Antwerp

Luc Tuymans

How is it that Luc Tuymans’ apparently neutral and aloof paintings manage to be so unsettling? Does the viewer sense that there is something hidden beneath the surface, or is it simply a matter of their particular texture and style—the artist’s deliberate use of the “wrong” colors, for example? The paintings in Tuyman’s recent show entitled “Heimat” suggest that it could be a combination of both.

This series, which shared the same title as the show, dealt with themes related to the extreme right in Flanders. Tuymans’ approach in these paintings seemed in many ways familiar: one found the same diluted colors and distanced affect as in his earlier work. This body of work was perhaps his most disturbing thus far, however, since when one looked at the paintings it was impossible not to recall that in the artist’s hometown of Antwerp, an opposition party called Vlaams Blok (Flemish block) flirts openly with fascist ideology, portraying women, gays, and immigrants as second-class citizens. Using racist slogans like “[Our] own people first!” this organization has become one of the strongest political forces to emerge in a city that for decades has been governed by socialists.

Against this backdrop, it’s very hard to look at Tuymans’ paintings the same way one might have in the past. Flemish Village, 1995, depicts a reproduction of a painting that was found in an old magazine, complete with faded colors and creases. In this work an archetypal Flemish village becomes a horrifyingly claustrophobic place as well as an occasion for the most dangerous kind of nostalgia. Despite what the Vlaams Blok would have one believe, idealized scenes like this no longer exist as anything more than a collective memory. Flemish Village is thus ugly in the truest sense.

Yzer-tower, 1995, was even more difficult to look at. The awful phallic monument in the form of a gigantic cross that is depicted in this painting is the annual meeting place for anything and anybody to be feared in this small country: ultranationalists, religious fanatics, and—perhaps the most unsettling—overly nostalgic citizens who join hands to sing about the greatness of Flanders. In fact, the Flemish paper De Standaard every day prints on its front page the credo that appears in abbreviated form on this tower: “All for Flanders/Flanders for Christ.” In Tuymans’ painting this monument seems not surreal, but unreal. Whether the way he has painted this image—as though it were about to fade out of existence—represents wishful thinking or a hopeful prediction, the work itself remains an estheticized falsehood.
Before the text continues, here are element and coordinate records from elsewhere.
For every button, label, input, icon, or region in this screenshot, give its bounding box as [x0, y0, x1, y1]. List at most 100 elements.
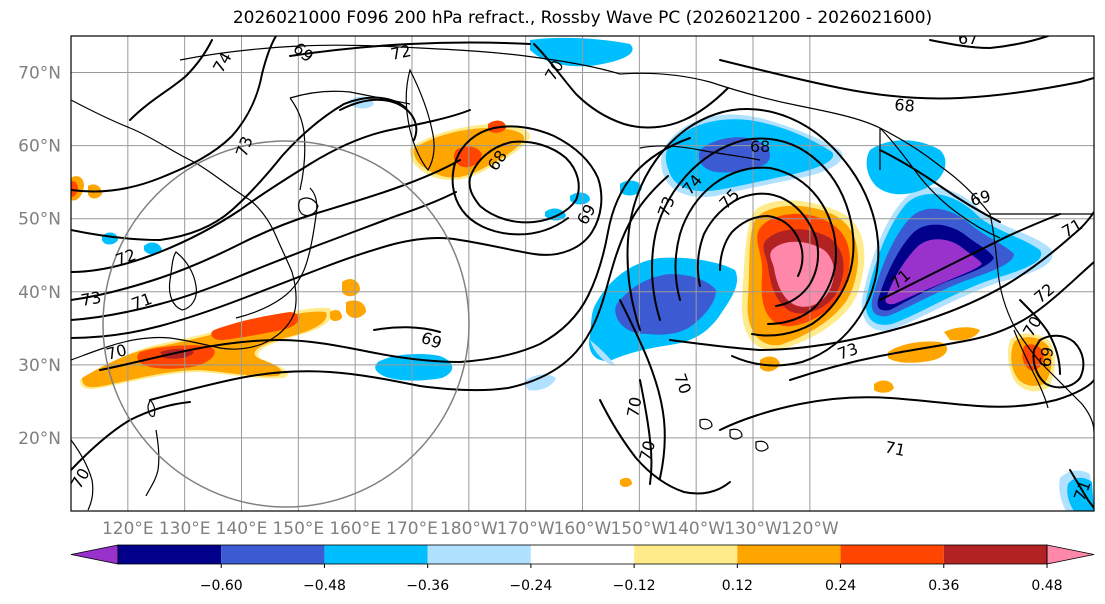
colorbar-tick-label: −0.48 [303, 578, 346, 594]
lat-tick-label: 30°N [18, 356, 61, 376]
contour-70-trough2 [639, 379, 653, 485]
contour-label-69c: 69 [968, 186, 993, 210]
lon-tick-label: 120°E [102, 519, 154, 539]
anomaly-arctic-cyan [530, 37, 633, 67]
anomaly-central-pacific-light [590, 340, 616, 366]
contour-69-mid [373, 326, 441, 333]
colorbar-bin [943, 545, 1047, 564]
range-circle [102, 140, 470, 508]
contour-label-70e: 70 [636, 438, 660, 463]
map-frame [70, 35, 1095, 512]
coast-aleutians [639, 145, 761, 161]
anomaly-china-red [71, 181, 78, 197]
longitude-labels: 120°E 130°E 140°E 150°E 160°E 170°E 180°W 170°W… [102, 519, 839, 539]
anomaly-subtropical-orange3 [874, 380, 894, 393]
colorbar-bin [634, 545, 738, 564]
coastlines [71, 44, 1094, 511]
colorbar-tick-label: 0.48 [1031, 578, 1062, 594]
contour-74 [129, 39, 213, 121]
coast-vietnam [71, 439, 94, 511]
contour-71-south [599, 399, 731, 495]
lon-tick-label: 170°E [386, 519, 438, 539]
colorbar-bin [530, 545, 635, 564]
contour-69-baja [1032, 334, 1085, 389]
coast-asia [71, 99, 297, 361]
contour-70-se [1019, 299, 1061, 375]
contour-71-east [719, 379, 1094, 431]
lon-tick-label: 150°W [610, 519, 668, 539]
colorbar-bin [737, 545, 841, 564]
contour-70-trough [619, 299, 666, 479]
colorbar-tick-labels: −0.60 −0.48 −0.36 −0.24 −0.12 0.12 0.24 0.36 0.4… [200, 564, 1063, 594]
contour-70-west [71, 125, 603, 339]
coast-alaska [619, 72, 991, 215]
contour-73-east [669, 211, 1094, 351]
lon-tick-label: 160°W [554, 519, 612, 539]
contour-ridge-2 [651, 137, 855, 337]
contour-67 [929, 36, 1049, 49]
contour-label-70b: 70 [104, 340, 129, 364]
contour-label-72: 72 [389, 41, 413, 64]
colorbar-tick-label: −0.24 [509, 578, 552, 594]
colorbar-frame [117, 544, 1048, 565]
lon-tick-label: 150°E [272, 519, 324, 539]
coast-korea [168, 251, 197, 311]
contour-71-pnw [879, 213, 1061, 301]
contour-69-wide [99, 137, 691, 371]
contour-ridge-3 [674, 166, 837, 325]
coast-philippines [145, 429, 160, 497]
lon-tick-label: 120°W [781, 519, 839, 539]
lat-tick-label: 70°N [18, 64, 61, 84]
colorbar-tick-label: 0.12 [722, 578, 753, 594]
colorbar [70, 544, 1095, 565]
map-title: 2026021000 F096 200 hPa refract., Rossby… [232, 8, 933, 28]
contour-71-west [71, 96, 407, 241]
colorbar-tick-label: 0.24 [825, 578, 856, 594]
graticule [71, 36, 1094, 511]
lon-tick-label: 130°W [724, 519, 782, 539]
colorbar-tick-label: −0.36 [406, 578, 449, 594]
lon-tick-label: 140°W [667, 519, 725, 539]
lat-tick-label: 20°N [18, 429, 61, 449]
rossby-pc-shading [71, 37, 1094, 511]
lat-tick-label: 60°N [18, 137, 61, 157]
contour-72-north [289, 41, 531, 57]
anomaly-canada-cyan2 [1067, 477, 1094, 511]
coast-west-us [989, 213, 1094, 433]
contour-68-north [719, 59, 1094, 100]
contour-69-arctic [339, 98, 418, 141]
anomaly-central-pacific-blue [615, 274, 716, 335]
contour-ridge-5 [719, 215, 804, 277]
colorbar-tick-label: −0.60 [200, 578, 243, 594]
anomaly-asia-cyan [144, 242, 162, 255]
contour-label-70d: 70 [623, 395, 645, 418]
anomaly-japan-red2 [211, 312, 300, 340]
lon-tick-label: 180°W [440, 519, 498, 539]
contour-label-69d: 69 [1035, 345, 1057, 368]
coast-siberia [179, 44, 621, 75]
colorbar-max-extend [1046, 544, 1095, 565]
anomaly-tiny-orange [620, 477, 632, 487]
colorbar-tick-label: 0.36 [928, 578, 959, 594]
latitude-labels: 70°N 60°N 50°N 40°N 30°N 20°N [18, 64, 61, 449]
anomaly-japan-sea-orange2 [346, 300, 366, 318]
contour-70-arctic [533, 43, 729, 129]
coast-hawaii [699, 418, 769, 452]
colorbar-bin [118, 545, 222, 564]
contour-73-west [71, 36, 277, 193]
contour-70-sw [149, 175, 669, 401]
anomaly-japan-sea-orange3 [330, 310, 342, 321]
anomaly-pnw-purple [885, 239, 982, 305]
lat-tick-label: 50°N [18, 210, 61, 230]
contour-label-68b: 68 [894, 95, 916, 116]
colorbar-bin [324, 545, 428, 564]
colorbar-bin [427, 545, 531, 564]
anomaly-subtropical-orange4 [760, 356, 780, 372]
contour-72-east [789, 261, 1094, 381]
contour-72-west [71, 109, 471, 273]
lon-tick-label: 170°W [497, 519, 555, 539]
lat-tick-label: 40°N [18, 283, 61, 303]
colorbar-min-extend [70, 544, 119, 565]
coast-west-canada [879, 127, 1001, 239]
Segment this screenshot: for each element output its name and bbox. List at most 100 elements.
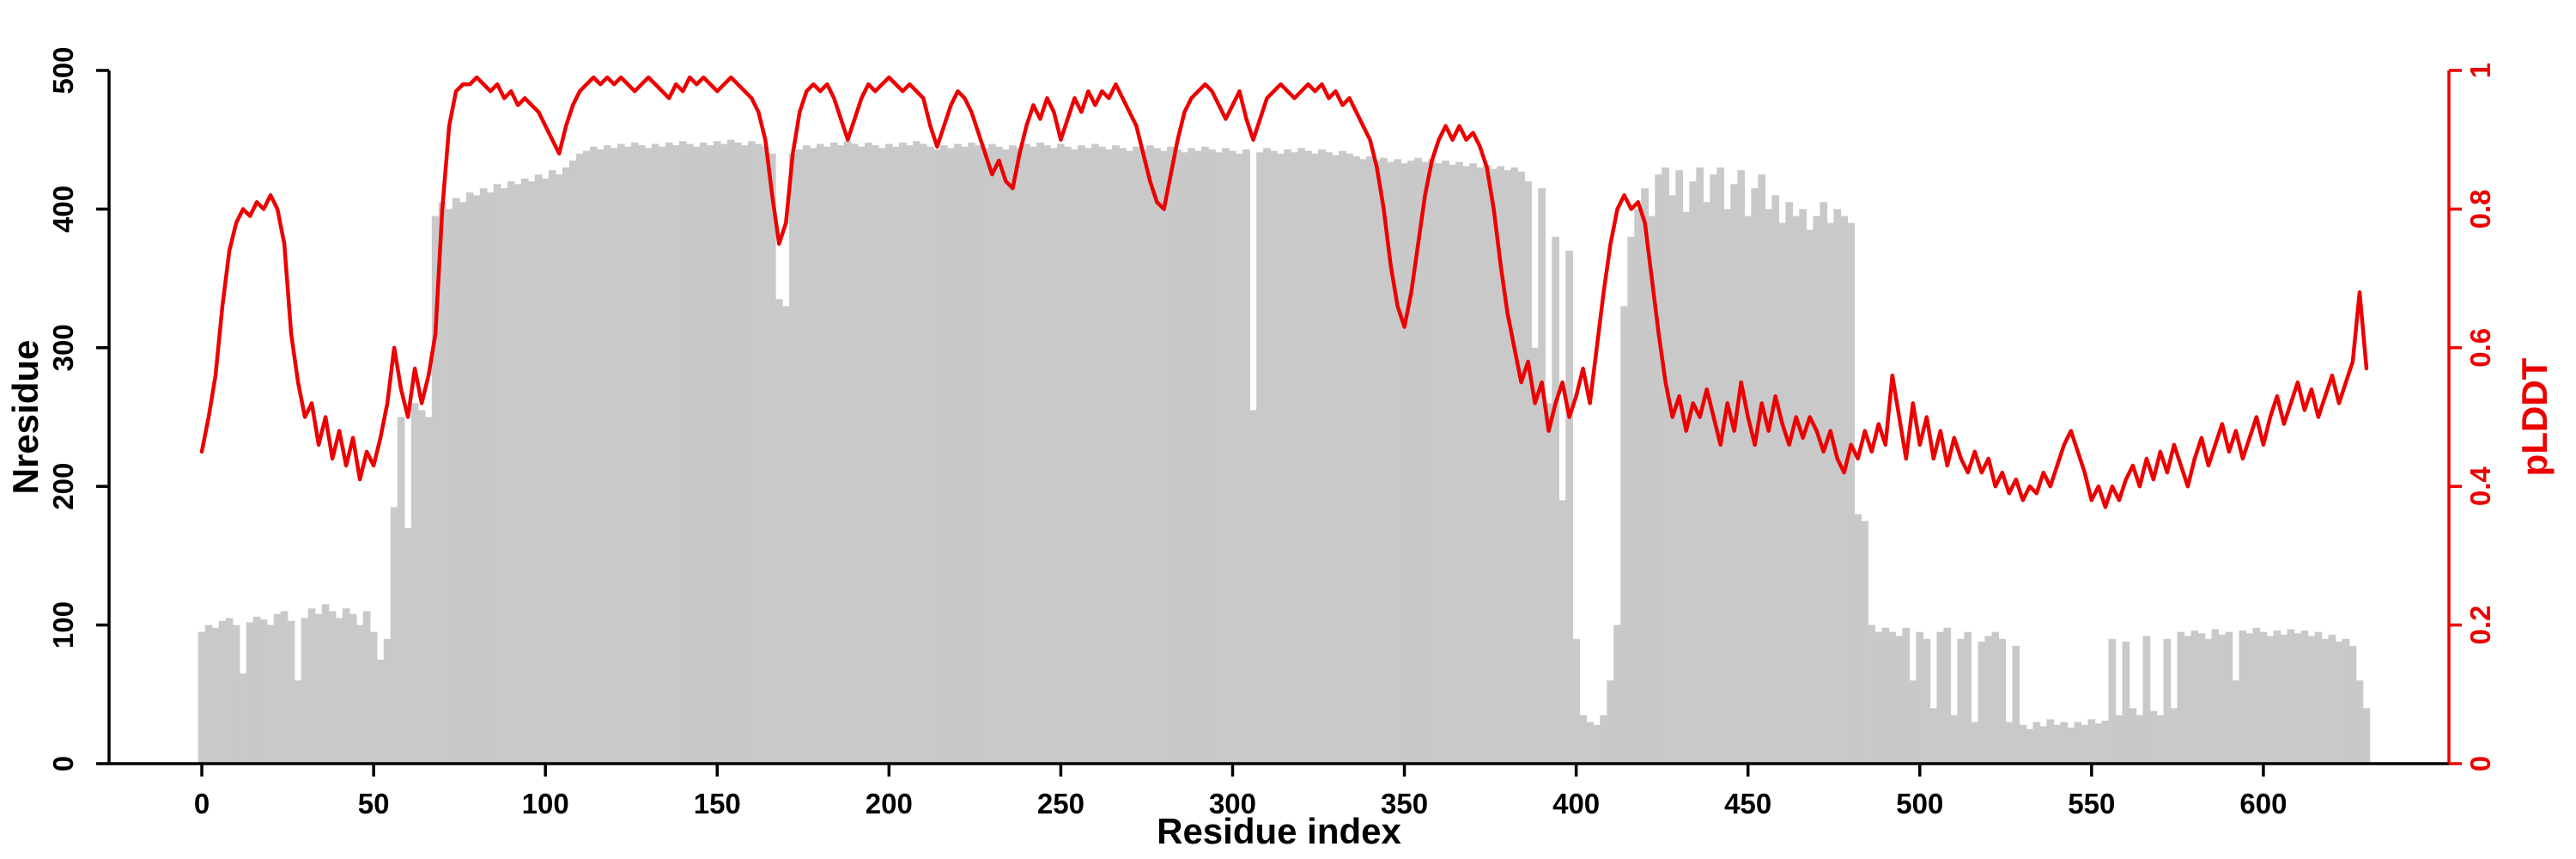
nresidue-bar [699, 142, 708, 764]
nresidue-bar [816, 143, 824, 765]
nresidue-bar [376, 659, 385, 764]
nresidue-bar [933, 149, 941, 764]
nresidue-bar [1558, 500, 1566, 764]
nresidue-bar [2129, 708, 2137, 764]
nresidue-bar [920, 143, 927, 765]
nresidue-bar [1689, 181, 1698, 764]
nresidue-bar [692, 146, 701, 764]
nresidue-bar [850, 143, 859, 765]
nresidue-bar [940, 145, 948, 764]
nresidue-bar [685, 143, 694, 765]
nresidue-bar [2218, 634, 2227, 764]
nresidue-bar [2342, 638, 2350, 764]
nresidue-bar [2280, 634, 2288, 764]
nresidue-bar [836, 145, 845, 764]
nresidue-bar [961, 146, 969, 764]
nresidue-bar [1256, 152, 1264, 765]
nresidue-bar [2273, 631, 2281, 764]
nresidue-bar [981, 148, 989, 764]
nresidue-bar [1174, 149, 1182, 764]
nresidue-bar [1366, 156, 1374, 764]
nresidue-bar [1449, 164, 1456, 764]
nresidue-bar [2266, 636, 2275, 764]
nresidue-bar [1455, 161, 1463, 764]
nresidue-bar [1572, 638, 1580, 764]
nresidue-bar [706, 145, 714, 764]
nresidue-bar [520, 178, 529, 764]
nresidue-bar [301, 618, 309, 764]
nresidue-bar [1242, 149, 1250, 764]
nresidue-bar [947, 148, 955, 764]
nresidue-bar [1696, 167, 1704, 765]
nresidue-bars [197, 139, 2371, 765]
y-right-tick-label: 0.4 [2464, 466, 2496, 507]
nresidue-bar [2252, 627, 2261, 764]
nresidue-bar [2300, 631, 2309, 764]
nresidue-bar [2190, 631, 2199, 764]
nresidue-bar [2348, 645, 2357, 764]
nresidue-bar [314, 613, 323, 764]
nresidue-bar [1291, 152, 1298, 765]
nresidue-bar [1744, 216, 1753, 765]
nresidue-bar [1167, 146, 1175, 764]
nresidue-bar [1387, 161, 1394, 764]
nresidue-bar [2087, 719, 2096, 764]
nresidue-bar [1991, 631, 2000, 764]
x-axis-title: Residue index [1157, 811, 1401, 851]
nresidue-bar [2115, 715, 2123, 764]
nresidue-bar [1847, 222, 1856, 764]
nresidue-bar [465, 192, 474, 764]
nresidue-bar [1153, 148, 1161, 764]
nresidue-bar [1064, 146, 1072, 764]
nresidue-bar [720, 143, 728, 765]
y-right-tick-label: 1 [2464, 63, 2496, 78]
nresidue-bar [995, 146, 1003, 764]
nresidue-bar [486, 192, 495, 764]
nresidue-bar [1009, 145, 1017, 764]
nresidue-bar [1352, 156, 1360, 764]
nresidue-bar [513, 184, 522, 765]
nresidue-bar [1510, 167, 1518, 765]
nresidue-bar [2142, 636, 2151, 764]
nresidue-bar [781, 306, 790, 764]
nresidue-bar [809, 148, 817, 764]
nresidue-bar [1881, 627, 1890, 764]
nresidue-bar [2197, 633, 2206, 764]
nresidue-bar [775, 299, 783, 764]
y-left-axis-title: Nresidue [5, 340, 46, 495]
nresidue-bar [1854, 514, 1862, 764]
nresidue-bar [589, 146, 598, 764]
nresidue-bar [857, 146, 866, 764]
x-tick-label: 250 [1037, 788, 1084, 819]
nresidue-bar [1613, 624, 1621, 764]
nresidue-bar [287, 620, 295, 764]
nresidue-bar [383, 638, 392, 764]
nresidue-bar [1414, 157, 1422, 764]
nresidue-bar [1531, 347, 1539, 764]
nresidue-bar [2005, 722, 2014, 764]
nresidue-bar [1394, 159, 1401, 765]
nresidue-bar [1703, 202, 1711, 764]
nresidue-bar [1517, 171, 1525, 764]
nresidue-bar [1737, 170, 1746, 764]
nresidue-bar [575, 153, 584, 765]
nresidue-bar [1373, 160, 1381, 764]
nresidue-bar [1620, 306, 1628, 764]
nresidue-bar [1476, 167, 1484, 765]
nresidue-bar [2184, 636, 2192, 764]
nresidue-bar [1868, 624, 1876, 764]
nresidue-bar [266, 624, 275, 764]
nresidue-bar [1181, 152, 1188, 765]
nresidue-bar [1984, 636, 1993, 764]
x-tick-label: 200 [866, 788, 913, 819]
x-tick-label: 100 [522, 788, 569, 819]
nresidue-bar [2259, 631, 2268, 764]
nresidue-bar [2287, 629, 2295, 764]
nresidue-bar [252, 616, 261, 764]
nresidue-bar [954, 143, 962, 765]
nresidue-bar [1462, 166, 1470, 764]
nresidue-bar [2136, 715, 2144, 764]
nresidue-bar [2307, 636, 2316, 764]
One could say that this is the essence of Tuymans’ oeuvre. We all make our own truths, see what we want to see. Just as one might not be surprised to hear that Joseph Goebbels’ favorite films were Gone with the Wind, and Snow White and the Seven Dwarfs, one wouldn’t be shocked to find a painting like Yzer-tower hanging in the office of De Standaard’s editor in chief. As Tuymans has described them, his paintings are “authentic falsifications.”